Massachusetts is not the only state struggling to limit the dominance of large marijuana companies.
Maryland bars companies from owning more than one store, but several companies have publicly said they have multiple outlets there.
In what seems like an open defiance of the spirit of rules designed to level the playing field, Green Thumb Industries and iAnthus Capital Holdings Inc. both claim three outlets in the state. Wakefield-based Curaleaf Holdings, which already runs a medical marijuana dispensary near Baltimore, said last month that it plans to have three additional stores operating there under its brand.
Meanwhile, Harvest Health and Recreation Inc., a cannabis company with one store in Maryland, unveiled plans to buy Verano Holdings, which has two more.
A Green Thumb attorney told the Baltimore Sun last year that the company believes the Maryland rules only block companies from submitting more than one application for a new license from the state — and doesn’t bar companies from obtaining additional licenses from others.

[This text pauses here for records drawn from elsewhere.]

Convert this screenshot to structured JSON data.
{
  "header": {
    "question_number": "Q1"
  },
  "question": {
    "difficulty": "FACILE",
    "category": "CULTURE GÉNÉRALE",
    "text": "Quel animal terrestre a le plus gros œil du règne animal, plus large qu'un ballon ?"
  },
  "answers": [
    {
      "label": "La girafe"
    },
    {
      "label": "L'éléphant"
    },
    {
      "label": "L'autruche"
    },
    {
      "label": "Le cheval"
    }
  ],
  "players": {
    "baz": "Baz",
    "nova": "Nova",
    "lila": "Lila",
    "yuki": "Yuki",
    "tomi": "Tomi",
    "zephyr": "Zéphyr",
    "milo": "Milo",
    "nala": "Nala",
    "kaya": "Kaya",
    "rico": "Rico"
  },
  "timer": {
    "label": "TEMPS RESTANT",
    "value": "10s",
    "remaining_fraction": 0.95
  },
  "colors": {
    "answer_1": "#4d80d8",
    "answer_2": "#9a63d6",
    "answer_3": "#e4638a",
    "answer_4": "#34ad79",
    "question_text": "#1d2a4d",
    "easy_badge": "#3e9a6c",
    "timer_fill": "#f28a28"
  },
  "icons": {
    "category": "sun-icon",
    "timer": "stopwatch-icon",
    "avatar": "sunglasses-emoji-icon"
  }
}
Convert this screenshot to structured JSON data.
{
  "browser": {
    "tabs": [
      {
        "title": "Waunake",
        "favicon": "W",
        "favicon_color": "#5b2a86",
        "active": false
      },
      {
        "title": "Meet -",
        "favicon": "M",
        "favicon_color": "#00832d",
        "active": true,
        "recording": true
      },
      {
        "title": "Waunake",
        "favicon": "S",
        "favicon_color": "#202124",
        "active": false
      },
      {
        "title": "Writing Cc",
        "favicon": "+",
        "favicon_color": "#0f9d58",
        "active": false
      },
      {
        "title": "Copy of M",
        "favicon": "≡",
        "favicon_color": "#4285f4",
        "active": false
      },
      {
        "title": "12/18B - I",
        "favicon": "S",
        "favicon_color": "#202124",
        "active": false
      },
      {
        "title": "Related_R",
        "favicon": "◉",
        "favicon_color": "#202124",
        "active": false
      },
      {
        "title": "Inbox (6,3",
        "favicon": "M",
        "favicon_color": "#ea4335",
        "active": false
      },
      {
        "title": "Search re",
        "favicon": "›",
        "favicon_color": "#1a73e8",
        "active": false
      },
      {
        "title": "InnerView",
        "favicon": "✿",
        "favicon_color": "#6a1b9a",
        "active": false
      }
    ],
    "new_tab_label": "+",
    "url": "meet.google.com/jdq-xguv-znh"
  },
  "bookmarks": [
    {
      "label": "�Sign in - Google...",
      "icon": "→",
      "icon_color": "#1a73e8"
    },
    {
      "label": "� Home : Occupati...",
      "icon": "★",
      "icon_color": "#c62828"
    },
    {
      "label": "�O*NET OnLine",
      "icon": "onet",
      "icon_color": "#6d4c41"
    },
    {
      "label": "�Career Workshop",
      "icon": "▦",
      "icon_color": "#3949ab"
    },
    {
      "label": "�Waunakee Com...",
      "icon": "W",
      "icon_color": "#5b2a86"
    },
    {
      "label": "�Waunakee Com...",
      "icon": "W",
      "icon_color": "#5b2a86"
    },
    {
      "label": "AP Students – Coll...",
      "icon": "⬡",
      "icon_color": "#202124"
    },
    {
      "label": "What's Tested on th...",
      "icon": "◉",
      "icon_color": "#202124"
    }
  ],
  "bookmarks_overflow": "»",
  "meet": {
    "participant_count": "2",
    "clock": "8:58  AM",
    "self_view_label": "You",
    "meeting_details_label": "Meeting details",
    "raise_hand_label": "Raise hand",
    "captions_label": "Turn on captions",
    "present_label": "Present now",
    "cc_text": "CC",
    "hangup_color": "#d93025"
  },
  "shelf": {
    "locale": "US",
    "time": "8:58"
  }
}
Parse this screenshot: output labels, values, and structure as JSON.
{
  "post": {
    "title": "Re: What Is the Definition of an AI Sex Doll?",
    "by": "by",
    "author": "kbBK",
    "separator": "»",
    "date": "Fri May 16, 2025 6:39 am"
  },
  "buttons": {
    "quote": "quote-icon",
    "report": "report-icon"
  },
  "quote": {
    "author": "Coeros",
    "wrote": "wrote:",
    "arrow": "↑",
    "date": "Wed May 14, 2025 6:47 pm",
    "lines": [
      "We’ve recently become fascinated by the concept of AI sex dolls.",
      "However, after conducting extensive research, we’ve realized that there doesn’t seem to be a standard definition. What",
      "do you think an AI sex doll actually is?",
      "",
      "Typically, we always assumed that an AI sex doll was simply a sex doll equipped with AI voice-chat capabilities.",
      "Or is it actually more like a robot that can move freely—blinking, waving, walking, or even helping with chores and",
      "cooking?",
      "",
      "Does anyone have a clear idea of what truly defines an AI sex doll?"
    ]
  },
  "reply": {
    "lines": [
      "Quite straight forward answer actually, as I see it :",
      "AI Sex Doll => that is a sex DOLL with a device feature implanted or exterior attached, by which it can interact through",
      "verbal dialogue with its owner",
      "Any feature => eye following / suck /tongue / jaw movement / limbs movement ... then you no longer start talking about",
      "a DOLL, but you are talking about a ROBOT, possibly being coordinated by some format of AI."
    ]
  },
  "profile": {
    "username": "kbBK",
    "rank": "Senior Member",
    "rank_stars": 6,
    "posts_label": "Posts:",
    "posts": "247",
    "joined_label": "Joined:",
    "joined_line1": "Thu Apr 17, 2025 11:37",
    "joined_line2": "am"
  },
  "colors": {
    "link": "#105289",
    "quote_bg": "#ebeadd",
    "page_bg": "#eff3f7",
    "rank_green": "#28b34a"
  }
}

An investor presentation says the company acquired two of its three Maryland licenses.
Also, the current Maryland law only focuses on ownership, in contrast to the broader language in Massachusetts law that also limits the number of stores companies can “control.” The Maryland focus on ownership has allowed firms to argue they are legally permitted to operate additional stores if they run under management agreements. An iAnthus spokesman said the company runs all three of its stores in Maryland, but does not own them.
In December, the Maryland Medical Cannabis Commission expressed concern about a “proliferation” of management agreements, saying it had objected to at least a half-dozen that appeared to skirt regulations. But the commission announced in January it will wait for guidance from the state’s Legislature before acting.
Los Angeles attorney Barry Weisz said there is much ambiguity in state and local restrictions nationwide, because the rules are so new and generally haven’t been tested in court.
Weisz, a partner in Thompson Coburn’s Los Angeles office and founder of the firm’s cannabis practice, predicted the laws will be refined in the next few years, eliminating confusion about limits. But in the meantime, companies will continue to test the limits.
“It’s like the wild, wild west,” he said.
The issue is playing out on the local governmental level, too.
In the New York state market, MedMen recently announced plans to buy another multistate marijuana operator, PharmaCann, which would give MedMen control of eight stores in New York if regulators approve the deal. Each company currently operates four stores in New York, the maximum permitted.
A MedMen executive said they are transparent in their dealings, and work to be in compliance.
In another method of monitoring companies, Colorado bars publicly traded companies from investing in licensed marijuana businesses there at all.
But MJardin Group, whose stock trades publicly, told investors it operates seven stores in Colorado under the name Buddy Boy. A spokesman for MJardin said a separate entity actually holds the licenses, even though MJardin operates the businesses.
Marijuana companies also have tried to thwart caps in another state.
Earlier this year, Trulieve Cannabis persuaded a Florida judge to strike down state rules capping the number of dispensaries each company can own there. The state has appealed the court ruling, but the cap is slated to expire next year.